La fiducia, invece, è la condizione indispensabile perché questo legame resti saldo e soprattutto sano. La polizia, passatemi la similitudine, è per certi versi il Super Io che ci siamo costruiti razionalmente: il Capo della Polizia rappresenta il dipartimento della Pubblica Sicurezza, cioè un’articolazione del Ministro dell’Interno, cioè lo Stato, cioè, in definitiva, noi. Le forze dell’ordine sono il controllo che noi stessi ci siamo imposti, siamo noi ad avergli “armato la mano” ed è per questo che dobbiamo riporre in loro la massima fiducia. Quando incontriamo un poliziotto dobbiamo sentirci protetti, quando siamo dentro a una caserma la dobbiamo considerare come il luogo più sicuro al mondo, quando ci controllano i documenti dobbiamo sentirlo a pelle che viene fatto per la nostra sicurezza. Se viene a mancare questo, anche soltanto a causa di un episodio isolato, vengono minate tutte le ragioni su cui si fonda il senso delle forze dell’ordine. Essendo le forze dell’ordine costituite da uomini, lo sbaglio, anche grave, ci può stare, è fisiologico e nell’ordine della fallibilità umana. In questi casi, la fiducia si mantiene se l’errore viene riconosciuto prima di tutto e poi, va da sé, rimediato con provvedimenti equi. Pretendere l’impunità  in caso di sbaglio, o peggio, giustificare le proprie azioni e arrivare addirittura a negarle (che siano gli ignobili fatti di Genova oppure il calpestamento volontario di una manifestante a terra), è quanto di più sbagliato possa fare un organo di controllo.

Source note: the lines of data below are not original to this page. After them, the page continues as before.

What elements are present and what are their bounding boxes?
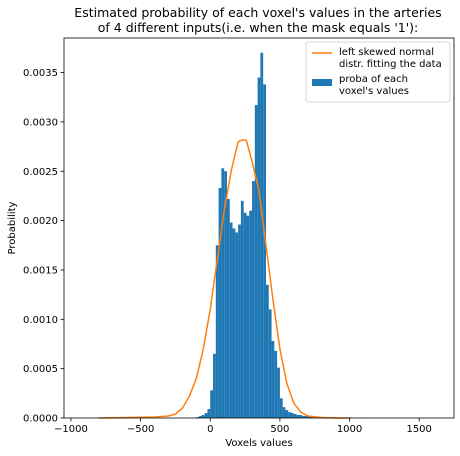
histogram-bar	[218, 188, 222, 418]
x-tick-label: −500	[127, 424, 154, 435]
histogram-bar	[199, 416, 202, 418]
histogram-bar	[196, 417, 200, 418]
x-axis-ticks: −1000 −500 0 500 1000 1500	[54, 418, 432, 435]
y-axis-ticks: 0.0000 0.0005 0.0010 0.0015 0.0020 0.0025 0.00…	[23, 68, 64, 425]
legend-box	[305, 41, 451, 103]
histogram-bar	[293, 414, 297, 418]
histogram-bar	[282, 407, 286, 418]
y-tick-label: 0.0005	[23, 364, 58, 375]
histogram-bar	[215, 245, 219, 418]
y-tick-label: 0.0000	[23, 414, 58, 425]
histogram-bar	[285, 410, 289, 418]
histogram-bar	[296, 415, 300, 418]
histogram-bar	[201, 415, 205, 418]
histogram-bar	[304, 416, 308, 418]
x-tick-label: 500	[270, 424, 289, 435]
x-tick-label: 1000	[337, 424, 362, 435]
y-tick-label: 0.0035	[23, 68, 58, 79]
histogram-bar	[288, 412, 292, 418]
fit-curve-line	[98, 138, 350, 419]
histogram-bar	[252, 181, 255, 418]
histogram-bar	[265, 284, 269, 418]
histogram-bar	[246, 215, 250, 418]
histogram-bar	[210, 390, 214, 418]
legend: left skewed normal distr. fitting the da…	[305, 41, 451, 103]
histogram-bars	[196, 52, 370, 419]
histogram-bar	[299, 415, 303, 418]
y-axis-label: Probability	[7, 201, 18, 254]
histogram-bar	[279, 398, 283, 418]
y-tick-label: 0.0025	[23, 167, 58, 178]
fit-curve-layer	[98, 138, 350, 419]
histogram-bar	[291, 413, 294, 418]
x-tick-label: 1500	[406, 424, 431, 435]
histogram-bar	[254, 105, 258, 419]
x-tick-label: 0	[207, 424, 213, 435]
chart-title-line-2: of 4 different inputs(i.e. when the mask…	[98, 20, 419, 35]
histogram-bar	[249, 210, 253, 418]
histogram-bar	[271, 341, 275, 418]
x-tick-label: −1000	[54, 424, 88, 435]
histogram-bar	[260, 52, 264, 419]
histogram-bar	[235, 232, 239, 418]
histogram-bar	[213, 353, 216, 418]
histogram-bar	[263, 84, 266, 418]
y-tick-label: 0.0010	[23, 315, 58, 326]
histogram-bar	[310, 417, 314, 418]
histogram-bar	[229, 222, 233, 418]
histogram-bar	[257, 77, 261, 418]
histogram-bar	[224, 171, 227, 418]
histogram-bar	[302, 416, 305, 418]
histogram-bar	[238, 224, 241, 418]
x-axis-label: Voxels values	[225, 438, 292, 449]
histogram-bar	[277, 367, 280, 418]
legend-label-histogram-line-1: proba of each	[339, 74, 408, 85]
chart-title-line-1: Estimated probability of each voxel's va…	[74, 5, 441, 20]
y-tick-label: 0.0015	[23, 265, 58, 276]
legend-label-fit-curve-line-1: left skewed normal	[339, 47, 434, 58]
legend-swatch-histogram	[312, 79, 332, 86]
histogram-bar	[232, 228, 236, 418]
histogram-bar	[240, 200, 244, 418]
histogram-bar	[221, 168, 225, 418]
histogram-bar	[226, 198, 230, 418]
legend-label-histogram-line-2: voxel's values	[339, 86, 409, 97]
legend-label-fit-curve-line-2: distr. fitting the data	[339, 59, 442, 70]
histogram-bar	[207, 409, 211, 418]
y-tick-label: 0.0020	[23, 216, 58, 227]
histogram-bar	[274, 350, 278, 418]
plot-frame	[63, 37, 455, 419]
y-tick-label: 0.0030	[23, 117, 58, 128]
histogram-bar	[268, 309, 272, 418]
histogram-bar	[243, 212, 247, 418]
histogram-bar	[307, 416, 311, 418]
histogram-bar	[204, 413, 208, 418]
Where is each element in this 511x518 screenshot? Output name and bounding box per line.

Per questo appoggiamo in pieno la manifestazione pacifica dei ragazzi di St Louis e speriamo che il processo che si terrà in questi giorni dalle loro parti possa stabilire delle responsabilità. Come del resto, tornando in Italia, speriamo che la nostra Cassazione sappia dare risposte in merito alla morte di Stefano Cucchi. Abbiamo bisogno di chiarezza, dobbiamo tornare a fidarci.